Orlando Magic preview 2022/2023
- Record Regular Season 2020/2021: 22-60 (seed #15 nella Eastern Conference)
- Arrivi: Paolo Banchero (PF), Caleb Houstan (SF), Kevon Harris (SF), Drake Jeffries (SG), Jay Scrubb (SG)
- Partenze: Robin Lopez (C), Ignas Brazdeikis (SF)
- Possibile Quintetto: Cole Anthony, Jalen Suggs, Franz Wagner, Paolo Banchero, Wendell Carter Jr.
- Head Coach: Jamahl Mosley (confermato)
- Numero Chiave: 1.7, come le stoppate di medie a partita a partita di Mo Bamba, 7° miglior dato nella lega
Gli Orlando Magic sono tra le squadre che meno sono cambiate dallo scorso anno. In uscita risultano solo due giocatori marginali come Robin Lopez e Ignas Brazdeikis. In entrata pure sono solo 2 i nomi di rilievo, quelli dei due rookie scelti al draft dalla franchigia di Orlando: Paolo Banchero e Caleb Houstan.
Il lungo italo-americano, scelto con la prima scelta assoluta dell’ultimo draft, è senza dubbio il giocatore più atteso, dai fan del Bel Paese e non solo. Il prodotto di Duke era entrato al college come uno dei favoriti per essere chiamato con la prima pick assoluta e così è stato. La stagione regolare di Banchero era stata buona, ma non ottima. Però si è rifatto grazie a un bel torneo di conference e soprattutto a una eccezionale March Madness, nella quale ha portato i suoi fino alle Final Four. Alla fine i premi di fine stagione mostrano come l’azzurro sia stato capace di dominare in NCAA. Paolo, infatti, è stato nominato nel ACC All-Rookie Team, nel First-team All-ACC e come ACC Rookie of the Year, ma soprattutto è stato introdotto nel Second-Team All-American.

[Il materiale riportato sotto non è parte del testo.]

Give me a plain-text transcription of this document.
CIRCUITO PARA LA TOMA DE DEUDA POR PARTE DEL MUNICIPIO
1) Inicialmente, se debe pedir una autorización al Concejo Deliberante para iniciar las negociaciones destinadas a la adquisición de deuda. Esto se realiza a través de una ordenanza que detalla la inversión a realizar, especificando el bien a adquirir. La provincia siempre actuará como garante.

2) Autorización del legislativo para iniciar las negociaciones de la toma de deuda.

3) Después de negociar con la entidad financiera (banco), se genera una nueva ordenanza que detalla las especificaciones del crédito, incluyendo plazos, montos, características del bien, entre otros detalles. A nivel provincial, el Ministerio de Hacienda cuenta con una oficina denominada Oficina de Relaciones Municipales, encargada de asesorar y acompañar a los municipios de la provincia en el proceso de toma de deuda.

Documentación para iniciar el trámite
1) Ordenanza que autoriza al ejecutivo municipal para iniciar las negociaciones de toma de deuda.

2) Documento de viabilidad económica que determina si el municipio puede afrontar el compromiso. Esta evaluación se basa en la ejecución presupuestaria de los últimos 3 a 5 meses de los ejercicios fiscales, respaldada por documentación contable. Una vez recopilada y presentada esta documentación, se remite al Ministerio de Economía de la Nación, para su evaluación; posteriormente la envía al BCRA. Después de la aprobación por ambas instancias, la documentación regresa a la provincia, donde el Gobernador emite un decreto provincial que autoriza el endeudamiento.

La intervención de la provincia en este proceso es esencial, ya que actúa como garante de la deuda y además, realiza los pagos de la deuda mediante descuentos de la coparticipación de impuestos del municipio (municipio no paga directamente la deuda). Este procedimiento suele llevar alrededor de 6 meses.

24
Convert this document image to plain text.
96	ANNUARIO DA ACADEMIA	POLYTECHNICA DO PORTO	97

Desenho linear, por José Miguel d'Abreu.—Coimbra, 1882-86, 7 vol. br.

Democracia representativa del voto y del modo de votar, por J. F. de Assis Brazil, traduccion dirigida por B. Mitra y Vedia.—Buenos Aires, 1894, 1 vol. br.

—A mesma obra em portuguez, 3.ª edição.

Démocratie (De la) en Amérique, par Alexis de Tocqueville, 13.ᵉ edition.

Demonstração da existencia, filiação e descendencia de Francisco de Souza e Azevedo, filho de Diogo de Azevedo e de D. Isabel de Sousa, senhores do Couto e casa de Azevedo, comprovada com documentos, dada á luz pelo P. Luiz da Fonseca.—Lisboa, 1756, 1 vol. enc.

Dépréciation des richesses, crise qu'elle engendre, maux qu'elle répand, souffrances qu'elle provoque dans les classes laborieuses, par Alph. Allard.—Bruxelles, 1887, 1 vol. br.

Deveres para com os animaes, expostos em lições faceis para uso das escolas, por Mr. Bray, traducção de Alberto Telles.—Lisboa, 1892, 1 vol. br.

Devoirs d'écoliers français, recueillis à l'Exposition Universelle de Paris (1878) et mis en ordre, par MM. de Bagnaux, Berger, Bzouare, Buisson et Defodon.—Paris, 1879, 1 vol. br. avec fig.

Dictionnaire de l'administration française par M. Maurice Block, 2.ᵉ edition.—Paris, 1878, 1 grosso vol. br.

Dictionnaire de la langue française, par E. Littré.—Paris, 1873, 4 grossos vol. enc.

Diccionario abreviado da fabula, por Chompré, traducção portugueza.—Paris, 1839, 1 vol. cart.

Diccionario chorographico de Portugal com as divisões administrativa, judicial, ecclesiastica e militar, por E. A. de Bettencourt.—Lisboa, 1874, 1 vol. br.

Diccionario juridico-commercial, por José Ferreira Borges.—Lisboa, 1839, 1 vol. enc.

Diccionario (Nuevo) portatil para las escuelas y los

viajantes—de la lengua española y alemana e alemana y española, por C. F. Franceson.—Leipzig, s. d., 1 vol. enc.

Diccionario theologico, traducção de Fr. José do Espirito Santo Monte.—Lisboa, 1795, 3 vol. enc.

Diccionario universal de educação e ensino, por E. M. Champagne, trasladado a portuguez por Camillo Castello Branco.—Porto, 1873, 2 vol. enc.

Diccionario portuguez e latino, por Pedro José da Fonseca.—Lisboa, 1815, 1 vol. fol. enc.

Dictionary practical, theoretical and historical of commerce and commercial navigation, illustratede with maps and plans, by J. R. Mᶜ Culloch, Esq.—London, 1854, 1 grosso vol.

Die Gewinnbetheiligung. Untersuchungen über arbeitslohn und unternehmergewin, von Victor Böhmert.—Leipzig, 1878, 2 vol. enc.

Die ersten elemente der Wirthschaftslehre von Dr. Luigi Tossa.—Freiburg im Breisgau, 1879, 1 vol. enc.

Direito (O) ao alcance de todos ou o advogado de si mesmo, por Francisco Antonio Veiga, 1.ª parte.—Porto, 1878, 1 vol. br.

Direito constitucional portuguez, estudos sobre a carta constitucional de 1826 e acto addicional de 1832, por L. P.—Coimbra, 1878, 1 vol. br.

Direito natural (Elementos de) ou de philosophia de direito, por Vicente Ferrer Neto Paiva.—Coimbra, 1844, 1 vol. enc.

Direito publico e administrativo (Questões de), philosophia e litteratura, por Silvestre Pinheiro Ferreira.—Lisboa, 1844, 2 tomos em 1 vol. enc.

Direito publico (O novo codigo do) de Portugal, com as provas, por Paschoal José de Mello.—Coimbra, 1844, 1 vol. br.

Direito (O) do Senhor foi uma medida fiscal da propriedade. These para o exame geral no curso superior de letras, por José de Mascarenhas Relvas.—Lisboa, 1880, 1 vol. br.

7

In NBA arriva in una squadra che punta a far crescere i giovani e che su di lui investirà molto. Però dovrà sapersi imporre da subito come leader tecnico ed emotivo della squadra. Perché il roster è presente di diversi giovani in rampa di lancio e lui dovrà sicuramente dare il massimo per imporsi come uomo franchigia. Interessante sarà vedere come si svilupperà l’intesa con il compagno di reparto Franz Wagner, che dopo una prima stagione da quintetto All-Rookie e un Europeo da protagonista e pronto a fare il salto definitivo.
Tra le trattative estive c’è stato il rinnovo di Mo Bamba, che dopo le prime stagioni molto faticose e passate soprattutto in infermeria, lo scorso anno ha trovato la continuità mai trovato. Ciò ha fatto si che l’ex Texas potesse mettere in mostra le sue qualità e meritarsi il rinnovo da 20 milioni in 2 anni. Oltre a lui confermato Wendell Carter, i due hanno spesso giocato insieme (alternandosi uno da 4 e uno da 5). L’arrivo di Banchero, però, porterà uno a diventare l’alternativa all’altro. Probabilmente sarà l’ex Bulls a partire in quintetto, ma il lauto rinnovo di Bamba potrebbe mettere in dubbio le cose.
Altro duo di giovani interessanti è la coppia di guardie composta da dal sophomore Jalen Suggs e il playmaker al terzo anno Anthony Cole. Entrambi hanno dovuto confrontarsi con diversi problemi fisici nelle loro prime stagioni NBA, l’ex Gonzaga è attualmente fermo ai box. I due non sono ancora riusciti a confermare le aspettative con cui erano saliti dal college, però la dirigenza deve fare una scelta e questa sarà la stagione per capire se puntare su di loro o no. In particolare per Anthony potrebbe essere già l’ultima spiaggia.
Nella conta infortuni è ancora dato per disperso il lungodegente Jonathan Isaac, sempre fermo a causa di due infortuni al ginocchio sinistro, che per ora sta rovinando una carriera che era iniziata nel migliore dei modi. Tornato a disposizione, invece, Chuma Okeke. L’ex Auburn, dopo la prima stagione tutta passata in infermeria, già lo scorso anno era tornato ad assaporare il parquet, ma solo per qualche match. Quest’anno, invece, sembra tornato a pieno regime e potrà tornare utile per le rotazioni di coach Mosley.
Per stare sicuri, in quel ruolo, la società ha deciso di chiamare al secondo turno del draft il giovane Caleb Houstan. L’ex Michigan doveva essere una promessa da top 10. Durante la stagione ha molto deluso ed è vertiginosamente sceso nelle board degli scout NBA. Però il talento è evidente e la possibilità di esplodere, se ben sviluppato, è probabile.